Jahreszeiten sind eine feine Sache. Vorausgesetzt man hat ein warmes Zuhause und kann die klirrende Kälte stundenweise geniessen. Das klappt hier bei Sporz oberhalb der Lenzerheide hervorragend. In anderen Regionen sieht es freilich anders aus. In weniger wohlhabenden Teilen von Europa leiden in diesen Tagen viele Menschen am Kälteeinbruch.

Vertrauensvoll

Erstklassiges Fleisch, hausgemachte Würste und Alpkäse zum Träumen. Das alles findet man in einem Hofladen oberhalb von Sur auf der Alp Flix. Aber es ist etwas anders, was das Kauferlebnis so speziell macht: Das Vertrauen in die Ehrlichkeit der Besucher. Ein offenes Regal voller Köstlichkeiten, eine Handliste für die Käufe ein ein paar Einzahlungsscheine. Schön dass es diese Art des Geschäftens immer noch gibt.

Schlussabfahrt

Eigentlich schade, dass man auf der letzten Abfahrt des Tages meist zu müde Beine hat, um den Moment so richtig zu geniessen. Es ist ja auch die gefährlichste Abfahrt des Tages: Die langjährigen Statistiken besagen, dass sich fast alle Verletzungen auf der letzten Fahrt des Tages ereignen.
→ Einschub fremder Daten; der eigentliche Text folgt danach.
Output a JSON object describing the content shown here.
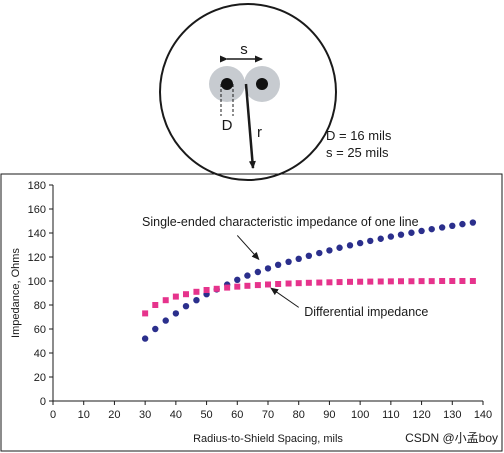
{
  "diagram": {
    "spacing_label": "s",
    "diameter_label": "D",
    "radius_label": "r",
    "param_d": "D = 16 mils",
    "param_s": "s = 25 mils"
  },
  "chart_data": {
    "type": "scatter",
    "xlabel": "Radius-to-Shield Spacing, mils",
    "ylabel": "Impedance, Ohms",
    "xlim": [
      0,
      140
    ],
    "ylim": [
      0,
      180
    ],
    "xticks": [
      0,
      10,
      20,
      30,
      40,
      50,
      60,
      70,
      80,
      90,
      100,
      110,
      120,
      130,
      140
    ],
    "yticks": [
      0,
      20,
      40,
      60,
      80,
      100,
      120,
      140,
      160,
      180
    ],
    "grid": false,
    "legend": "none",
    "series": [
      {
        "marker": "circle",
        "color": "#2b2f8c",
        "x": [
          30,
          33.3,
          36.7,
          40,
          43.3,
          46.7,
          50,
          53.3,
          56.7,
          60,
          63.3,
          66.7,
          70,
          73.3,
          76.7,
          80,
          83.3,
          86.7,
          90,
          93.3,
          96.7,
          100,
          103.3,
          106.7,
          110,
          113.3,
          116.7,
          120,
          123.3,
          126.7,
          130,
          133.3,
          136.7
        ],
        "y": [
          52,
          60,
          67,
          73,
          79,
          84,
          89,
          93,
          97,
          101,
          104.5,
          107.5,
          110.5,
          113.5,
          116,
          118.5,
          121,
          123.3,
          125.5,
          127.7,
          129.7,
          131.6,
          133.4,
          135.2,
          137,
          138.6,
          140.2,
          141.7,
          143.2,
          144.6,
          146,
          147.4,
          148.7
        ]
      },
      {
        "marker": "square",
        "color": "#e6338c",
        "x": [
          30,
          33.3,
          36.7,
          40,
          43.3,
          46.7,
          50,
          53.3,
          56.7,
          60,
          63.3,
          66.7,
          70,
          73.3,
          76.7,
          80,
          83.3,
          86.7,
          90,
          93.3,
          96.7,
          100,
          103.3,
          106.7,
          110,
          113.3,
          116.7,
          120,
          123.3,
          126.7,
          130,
          133.3,
          136.7
        ],
        "y": [
          73,
          80,
          84,
          87,
          89,
          91,
          92.5,
          93.5,
          94.5,
          95.3,
          96,
          96.6,
          97.1,
          97.5,
          97.9,
          98.2,
          98.5,
          98.7,
          98.9,
          99.1,
          99.3,
          99.4,
          99.5,
          99.6,
          99.7,
          99.8,
          99.8,
          99.9,
          99.9,
          100,
          100,
          100,
          100
        ]
      }
    ],
    "annotations": [
      {
        "text": "Single-ended characteristic impedance of one line",
        "text_x": 74,
        "text_y": 146,
        "arrow_from": [
          60,
          138
        ],
        "arrow_to": [
          67,
          118
        ]
      },
      {
        "text": "Differential impedance",
        "text_x": 102,
        "text_y": 71,
        "arrow_from": [
          80,
          78
        ],
        "arrow_to": [
          71,
          94
        ]
      }
    ]
  },
  "watermark": "CSDN @小孟boy"
}
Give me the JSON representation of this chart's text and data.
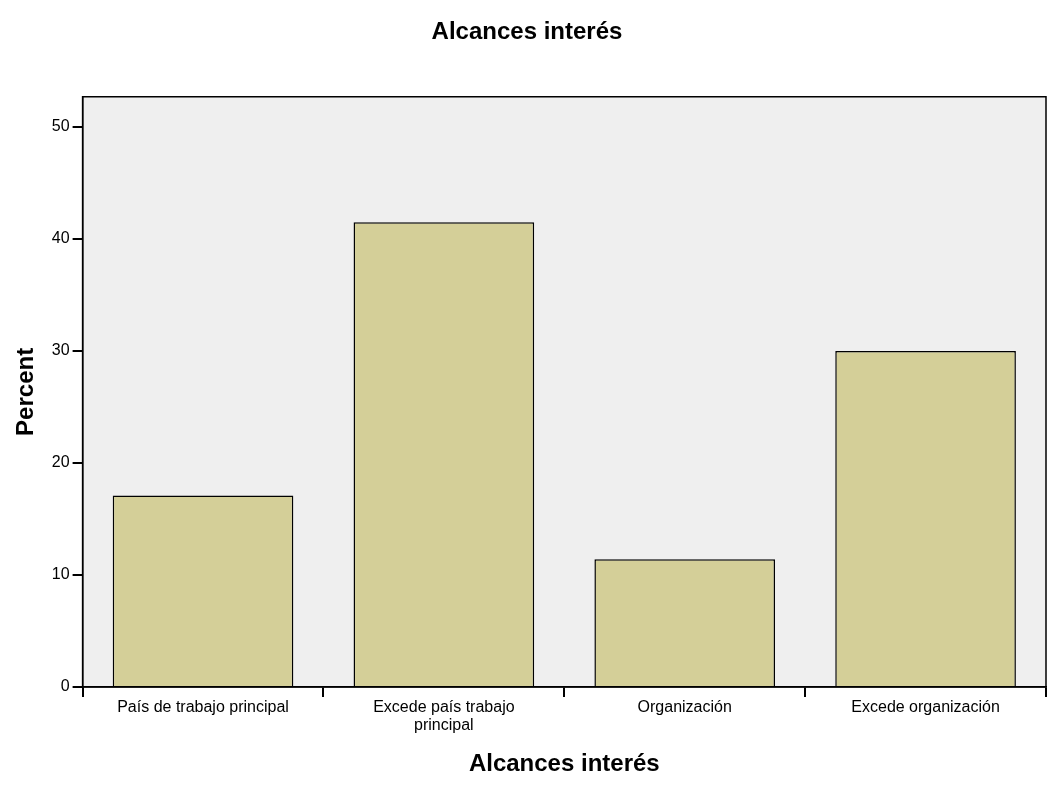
{
  "chart_data": {
    "type": "bar",
    "title": "Alcances interés",
    "xlabel": "Alcances interés",
    "ylabel": "Percent",
    "categories": [
      "País de trabajo principal",
      "Excede país trabajo principal",
      "Organización",
      "Excede organización"
    ],
    "values": [
      17.1,
      41.5,
      11.4,
      30.0
    ],
    "color": "#d4cf98",
    "ylim": [
      0,
      52.7
    ],
    "yticks": [
      0,
      10,
      20,
      30,
      40,
      50
    ],
    "grid": false,
    "legend": false
  }
}
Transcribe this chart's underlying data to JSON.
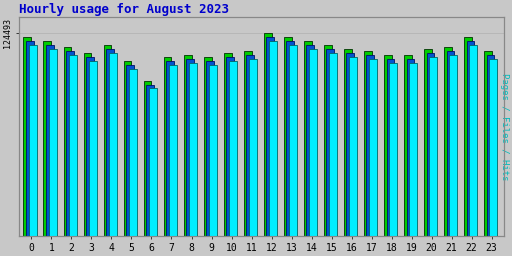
{
  "title": "Hourly usage for August 2023",
  "ylabel_right": "Pages / Files / Hits",
  "hours": [
    0,
    1,
    2,
    3,
    4,
    5,
    6,
    7,
    8,
    9,
    10,
    11,
    12,
    13,
    14,
    15,
    16,
    17,
    18,
    19,
    20,
    21,
    22,
    23
  ],
  "pages": [
    100,
    98,
    95,
    92,
    96,
    88,
    78,
    90,
    91,
    90,
    92,
    93,
    102,
    100,
    98,
    96,
    94,
    93,
    91,
    91,
    94,
    95,
    100,
    93
  ],
  "files": [
    98,
    96,
    93,
    90,
    94,
    86,
    76,
    88,
    89,
    88,
    90,
    91,
    100,
    98,
    96,
    94,
    92,
    91,
    89,
    89,
    92,
    93,
    98,
    91
  ],
  "hits": [
    96,
    94,
    91,
    88,
    92,
    84,
    74,
    86,
    87,
    86,
    88,
    89,
    98,
    96,
    94,
    92,
    90,
    89,
    87,
    87,
    90,
    91,
    96,
    89
  ],
  "bar_color_pages": "#00ee00",
  "bar_color_files": "#0000dd",
  "bar_color_hits": "#00ccff",
  "bar_color_front": "#00ffff",
  "bar_edge_color": "#004400",
  "background_color": "#c8c8c8",
  "plot_bg_color": "#c8c8c8",
  "title_color": "#0000cc",
  "ylabel_color": "#00bbbb",
  "ylim_min": 0,
  "ylim_max": 110,
  "ytick_label": "124493",
  "title_fontsize": 9,
  "axis_fontsize": 7
}
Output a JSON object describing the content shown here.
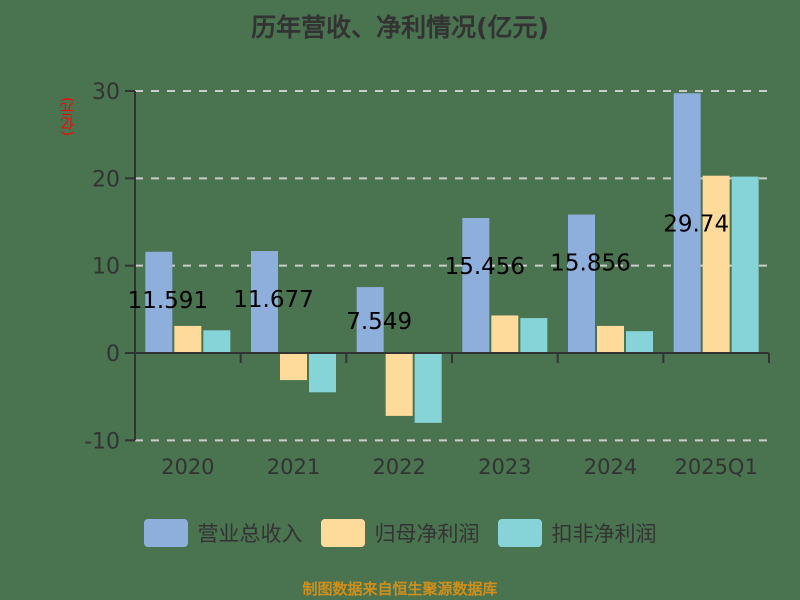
{
  "title": "历年营收、净利情况(亿元)",
  "y_axis_unit": "(亿元)",
  "footer": "制图数据来自恒生聚源数据库",
  "legend": [
    {
      "label": "营业总收入",
      "color": "#8eaedb"
    },
    {
      "label": "归母净利润",
      "color": "#ffdb9b"
    },
    {
      "label": "扣非净利润",
      "color": "#86d4d8"
    }
  ],
  "colors": {
    "background": "#4a7350",
    "axis": "#333333",
    "grid": "#cccccc",
    "text": "#333333",
    "unit_label": "#ff0000",
    "footer": "#d08f1a"
  },
  "chart_data": {
    "type": "bar",
    "title": "历年营收、净利情况(亿元)",
    "xlabel": "",
    "ylabel": "(亿元)",
    "categories": [
      "2020",
      "2021",
      "2022",
      "2023",
      "2024",
      "2025Q1"
    ],
    "series": [
      {
        "name": "营业总收入",
        "values": [
          11.591,
          11.677,
          7.549,
          15.456,
          15.856,
          29.74
        ]
      },
      {
        "name": "归母净利润",
        "values": [
          3.1,
          -3.1,
          -7.2,
          4.3,
          3.1,
          20.3
        ]
      },
      {
        "name": "扣非净利润",
        "values": [
          2.6,
          -4.5,
          -8.0,
          4.0,
          2.5,
          20.2
        ]
      }
    ],
    "data_labels": [
      "11.591",
      "11.677",
      "7.549",
      "15.456",
      "15.856",
      "29.74"
    ],
    "y_ticks": [
      -10,
      0,
      10,
      20,
      30
    ],
    "ylim": [
      -10,
      30
    ],
    "grid": true,
    "legend_position": "bottom"
  }
}
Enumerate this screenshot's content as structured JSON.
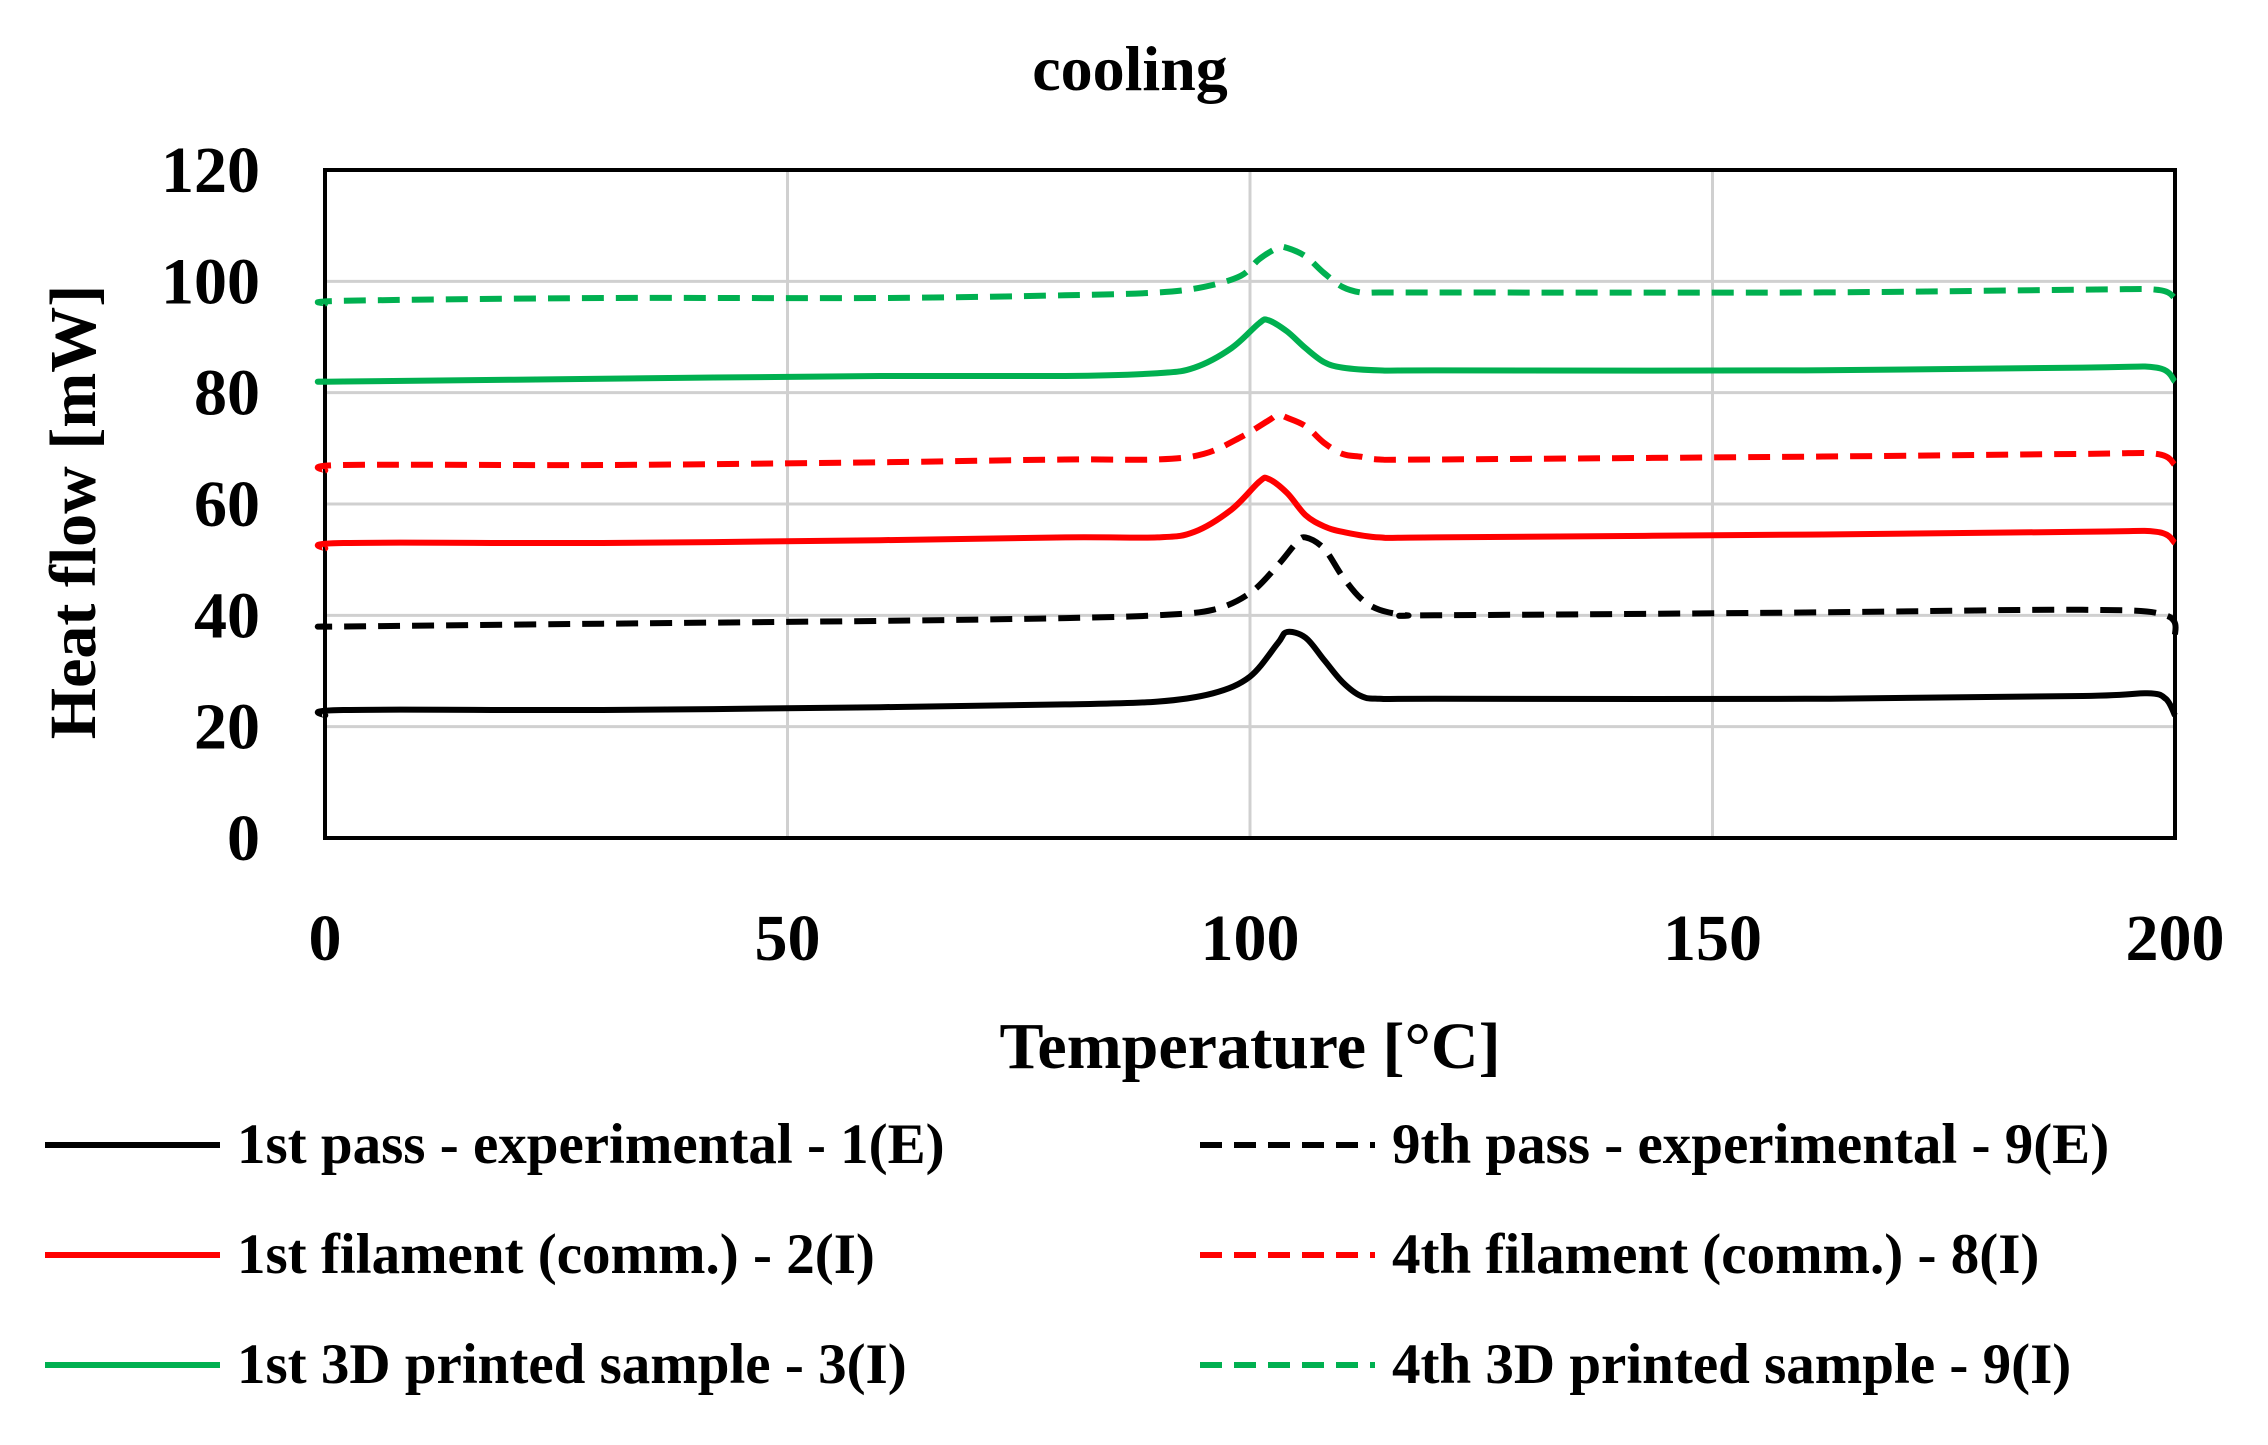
{
  "chart_data": {
    "type": "line",
    "title": "cooling",
    "xlabel": "Temperature [°C]",
    "ylabel": "Heat flow [mW]",
    "xlim": [
      0,
      200
    ],
    "ylim": [
      0,
      120
    ],
    "xticks": [
      "0",
      "50",
      "100",
      "150",
      "200"
    ],
    "yticks": [
      "0",
      "20",
      "40",
      "60",
      "80",
      "100",
      "120"
    ],
    "grid": true,
    "legend_position": "bottom",
    "series": [
      {
        "name": "1st pass - experimental - 1(E)",
        "color": "#000000",
        "dash": "solid",
        "x": [
          0,
          2,
          30,
          60,
          80,
          90,
          96,
          100,
          103,
          104,
          106,
          108,
          110,
          112,
          114,
          120,
          160,
          190,
          197,
          199,
          200
        ],
        "y": [
          22,
          23,
          23,
          23.5,
          24,
          24.5,
          26,
          29,
          35,
          37,
          36,
          32,
          28,
          25.5,
          25,
          25,
          25,
          25.5,
          26,
          25,
          22
        ]
      },
      {
        "name": "9th pass - experimental - 9(E)",
        "color": "#000000",
        "dash": "dashed",
        "x": [
          0,
          2,
          30,
          60,
          80,
          90,
          96,
          100,
          103,
          105,
          106,
          108,
          110,
          112,
          114,
          117,
          120,
          160,
          190,
          199,
          200
        ],
        "y": [
          38,
          38,
          38.5,
          39,
          39.5,
          40,
          41,
          44,
          49,
          53,
          54,
          52,
          47,
          43,
          41,
          40,
          40,
          40.5,
          41,
          40,
          36
        ]
      },
      {
        "name": "1st filament (comm.) - 2(I)",
        "color": "#ff0000",
        "dash": "solid",
        "x": [
          0,
          2,
          30,
          60,
          80,
          90,
          94,
          98,
          101,
          102,
          104,
          106,
          108,
          110,
          114,
          120,
          160,
          190,
          198,
          200
        ],
        "y": [
          52,
          53,
          53,
          53.5,
          54,
          54,
          55,
          59,
          64,
          64.5,
          62,
          58,
          56,
          55,
          54,
          54,
          54.5,
          55,
          55,
          53
        ]
      },
      {
        "name": "4th filament (comm.) - 8(I)",
        "color": "#ff0000",
        "dash": "dashed",
        "x": [
          0,
          2,
          30,
          60,
          80,
          90,
          95,
          99,
          102,
          103,
          104,
          106,
          108,
          110,
          112,
          114,
          120,
          160,
          190,
          198,
          200
        ],
        "y": [
          66,
          67,
          67,
          67.5,
          68,
          68,
          69,
          72,
          75,
          76,
          75.5,
          74,
          71,
          69,
          68.5,
          68,
          68,
          68.5,
          69,
          69,
          67
        ]
      },
      {
        "name": "1st 3D printed sample - 3(I)",
        "color": "#00b050",
        "dash": "solid",
        "x": [
          0,
          2,
          30,
          60,
          80,
          90,
          94,
          98,
          101,
          102,
          104,
          106,
          108,
          110,
          114,
          120,
          160,
          190,
          198,
          200
        ],
        "y": [
          82,
          82,
          82.5,
          83,
          83,
          83.5,
          84.5,
          88,
          92.5,
          93,
          91,
          88,
          85.5,
          84.5,
          84,
          84,
          84,
          84.5,
          84.5,
          82
        ]
      },
      {
        "name": "4th 3D printed sample - 9(I)",
        "color": "#00b050",
        "dash": "dashed",
        "x": [
          0,
          2,
          30,
          60,
          80,
          90,
          95,
          99,
          101,
          103,
          104,
          106,
          108,
          110,
          112,
          114,
          120,
          160,
          190,
          198,
          200
        ],
        "y": [
          96,
          96.5,
          97,
          97,
          97.5,
          98,
          99,
          101,
          104,
          106,
          106,
          104.5,
          101.5,
          99,
          98,
          98,
          98,
          98,
          98.5,
          98.5,
          97
        ]
      }
    ]
  }
}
Was sich mit etwas Nachdenken aber leicht erklären lässt.

Skination

Auch dieser Winter meint es bisher nicht gut mit den Bergbahnen. Dank riesiger Investitionen ist es trotzdem möglich, auf erstaunlich guten Pisten Skifahren zu können. Mindestens so wichtig wie Schneekanonen, ist das aber auch, die Jungend auf die Skier zu bringen. Nur: Wie hält man bei steigenden Investitionen und rückläufiger Frequenzen die Preise familientauglich?

Weihnacht

weihnacht

Da Kreuz ist ein uraltes Symbol. In der christlichen Welt symbolisiert der vertikale Balken die Beziehung der Menschen zu Gott und der horizontale Balken die Beziehung der Menschen untereinander. Nicht erklärt wird der Giebel dieses Kreuzes nahe der Alp Scharmoin ob Lenzerheide. Es mag ein profaner Wetterschutz sein. Vielleicht aber auch ein Symbol, dass die Beziehung zwischen den Menschen eines besonderen Schutzes bedarf – das legen zumindest die Nachrichten der letzen Monate nahe.

Laudes

Laudes in Kirche St. Peter Mistail

Morgenlob in der Kirche St. Peter Mistail um 0500h. Die Stimmung ist einmalig und macht das frühe Aufstehen schnell vergessen. Wer von Thusis nach Tiefencastel unterwegs ist, sollte sich unbedingt die Zeit nehmen, dieses 1’200 Jahre alte Juwel zu besichtigen. Es ist zu jeder Tageszeit ein Erlebnis.